Welcome to the Creepy-Crawly Cafe!
by Elizabeth Schleichert
No way you'd ever scarf down an insect, you say? Well, chew on this fact: In Asia, Africa, and Latin America, two and a half BILLION people regularly do just that. The Japanese often snack on fried grasshoppers. And in Columbia, South America, people toss down ants like popcorn. Besides, you already are eating insects—withouth even realizing it! That's because it's nearly impossible to keep tiny bugs out of many foods. So the government allows small bits of them in peanut butter, chocolate, and pepper, for example.
Why choose to eat insects? First, they're easy to find and catch. Worldwide, there are at least 1,000 species of edible insects, as well as some spiders and scorpions.
Second, insects are good for you—rich in nutrients and protein. And, compared to meat, bugs are low in the kinds of fats that can be bad for you.
Third, once you get past the "icky" part, many insects are delicious. As one expert says, "If people can have an open mind, it's amazing how good insects can taste."
Finally, eating bugs can be good for the environment. Keeping (or catching) insects doesn't require much, if any, land, water, or food. But raising livestock, such as cattle and sheep, takes up vast amounts of land, water, and food.
Especially in warm, tropical places, insects are everywhere—all year long. There's no need to BUY them. People just step outside and go hunting. Kids often enjoy snagging some.
But if you're interested in trying this yourself, your backyard isn't the right place to start. That's because you need to know exactly what insects are OK to eat. Some may be poisonous, for instance. It's better to try bug-eating at special nature programs or at restaurants that feature this kind of thing.
LEAF NET: In South America, the boys above nabbed grasshoppers with leafy branches before bringing them home to eat.
SAP TRAP: The Indonesian girl above right used a stick dipped in sticky sap to trap dragonfiles.
BRING ON THE GRUB: A girl in Papua New Guinea admires some freshly roasted grubs.

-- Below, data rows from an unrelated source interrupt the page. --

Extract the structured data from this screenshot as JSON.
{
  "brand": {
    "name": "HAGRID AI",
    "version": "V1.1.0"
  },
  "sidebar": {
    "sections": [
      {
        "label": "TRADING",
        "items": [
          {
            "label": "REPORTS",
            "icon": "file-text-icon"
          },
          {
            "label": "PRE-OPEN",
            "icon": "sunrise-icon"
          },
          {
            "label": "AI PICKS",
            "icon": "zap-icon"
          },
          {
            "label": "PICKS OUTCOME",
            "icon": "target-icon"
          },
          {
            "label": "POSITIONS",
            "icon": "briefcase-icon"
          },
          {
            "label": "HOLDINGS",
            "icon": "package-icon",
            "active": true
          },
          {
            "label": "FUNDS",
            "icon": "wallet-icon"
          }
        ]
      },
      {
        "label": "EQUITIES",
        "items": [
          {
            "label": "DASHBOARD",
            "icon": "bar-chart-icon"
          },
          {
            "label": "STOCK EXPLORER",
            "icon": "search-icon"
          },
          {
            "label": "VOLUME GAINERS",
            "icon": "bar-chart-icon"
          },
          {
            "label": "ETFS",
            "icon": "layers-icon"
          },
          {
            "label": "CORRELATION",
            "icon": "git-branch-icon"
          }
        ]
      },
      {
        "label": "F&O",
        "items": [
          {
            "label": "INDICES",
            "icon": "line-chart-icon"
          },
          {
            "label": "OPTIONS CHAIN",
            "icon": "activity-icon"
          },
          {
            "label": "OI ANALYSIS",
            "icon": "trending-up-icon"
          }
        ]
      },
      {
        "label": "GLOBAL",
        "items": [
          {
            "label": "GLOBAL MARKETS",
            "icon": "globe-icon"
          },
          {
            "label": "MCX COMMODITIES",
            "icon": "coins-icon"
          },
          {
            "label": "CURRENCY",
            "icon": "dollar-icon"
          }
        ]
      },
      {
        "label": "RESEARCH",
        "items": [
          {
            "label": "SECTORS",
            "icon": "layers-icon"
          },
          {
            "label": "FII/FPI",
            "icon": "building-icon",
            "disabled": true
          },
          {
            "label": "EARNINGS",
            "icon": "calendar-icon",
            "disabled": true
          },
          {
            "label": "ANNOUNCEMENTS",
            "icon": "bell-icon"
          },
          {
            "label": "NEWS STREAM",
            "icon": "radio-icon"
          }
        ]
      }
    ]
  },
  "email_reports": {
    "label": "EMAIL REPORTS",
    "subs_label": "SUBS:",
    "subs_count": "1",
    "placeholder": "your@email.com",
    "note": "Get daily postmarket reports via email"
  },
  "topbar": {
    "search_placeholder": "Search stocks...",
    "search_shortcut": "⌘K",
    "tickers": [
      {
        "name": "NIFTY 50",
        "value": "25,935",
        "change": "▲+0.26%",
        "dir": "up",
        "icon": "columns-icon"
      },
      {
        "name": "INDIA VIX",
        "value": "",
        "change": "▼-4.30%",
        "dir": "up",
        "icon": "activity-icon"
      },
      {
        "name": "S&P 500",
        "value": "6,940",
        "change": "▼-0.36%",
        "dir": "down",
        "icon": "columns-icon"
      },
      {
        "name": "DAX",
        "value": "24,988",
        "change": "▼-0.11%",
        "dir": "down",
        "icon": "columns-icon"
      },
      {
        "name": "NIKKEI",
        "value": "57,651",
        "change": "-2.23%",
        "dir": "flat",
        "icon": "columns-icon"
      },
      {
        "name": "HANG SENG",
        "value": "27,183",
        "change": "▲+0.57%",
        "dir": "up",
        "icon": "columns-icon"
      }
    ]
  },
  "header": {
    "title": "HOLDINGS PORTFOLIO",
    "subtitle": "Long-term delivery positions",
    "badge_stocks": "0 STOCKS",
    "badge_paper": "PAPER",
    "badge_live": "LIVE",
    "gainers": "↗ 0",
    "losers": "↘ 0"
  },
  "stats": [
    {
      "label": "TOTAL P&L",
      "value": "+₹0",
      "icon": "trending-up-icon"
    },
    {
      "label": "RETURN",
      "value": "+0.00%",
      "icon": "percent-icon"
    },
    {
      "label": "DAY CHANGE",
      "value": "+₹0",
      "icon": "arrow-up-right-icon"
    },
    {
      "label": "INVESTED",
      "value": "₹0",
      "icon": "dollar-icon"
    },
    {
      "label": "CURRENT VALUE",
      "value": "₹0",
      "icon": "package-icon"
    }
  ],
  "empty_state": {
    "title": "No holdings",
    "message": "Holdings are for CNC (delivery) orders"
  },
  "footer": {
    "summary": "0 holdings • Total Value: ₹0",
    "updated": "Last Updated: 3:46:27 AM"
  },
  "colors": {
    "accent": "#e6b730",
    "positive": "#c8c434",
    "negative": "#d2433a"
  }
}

She and her family scooped them out of a rotted palm tree (top right photo).
DOUBLE DARE: A butterfly-faced girl at an insect festival in the Netherlands tries a mouthful of mealworms, as her giggling girlfriend looks on (above).
JOIN THE SWARM!
In the United States and Europe—where insects are not mealtime favorites—some kids are getting in the act. They're taking buggy bites at nature centers and festivals.
"Once people try bug-eating, they realize it's not as scary as they thought," says one expert.
Now that you've gotten your feelers into insect-eating, are you ready to pass the mealworms? If so, Bug Appetit!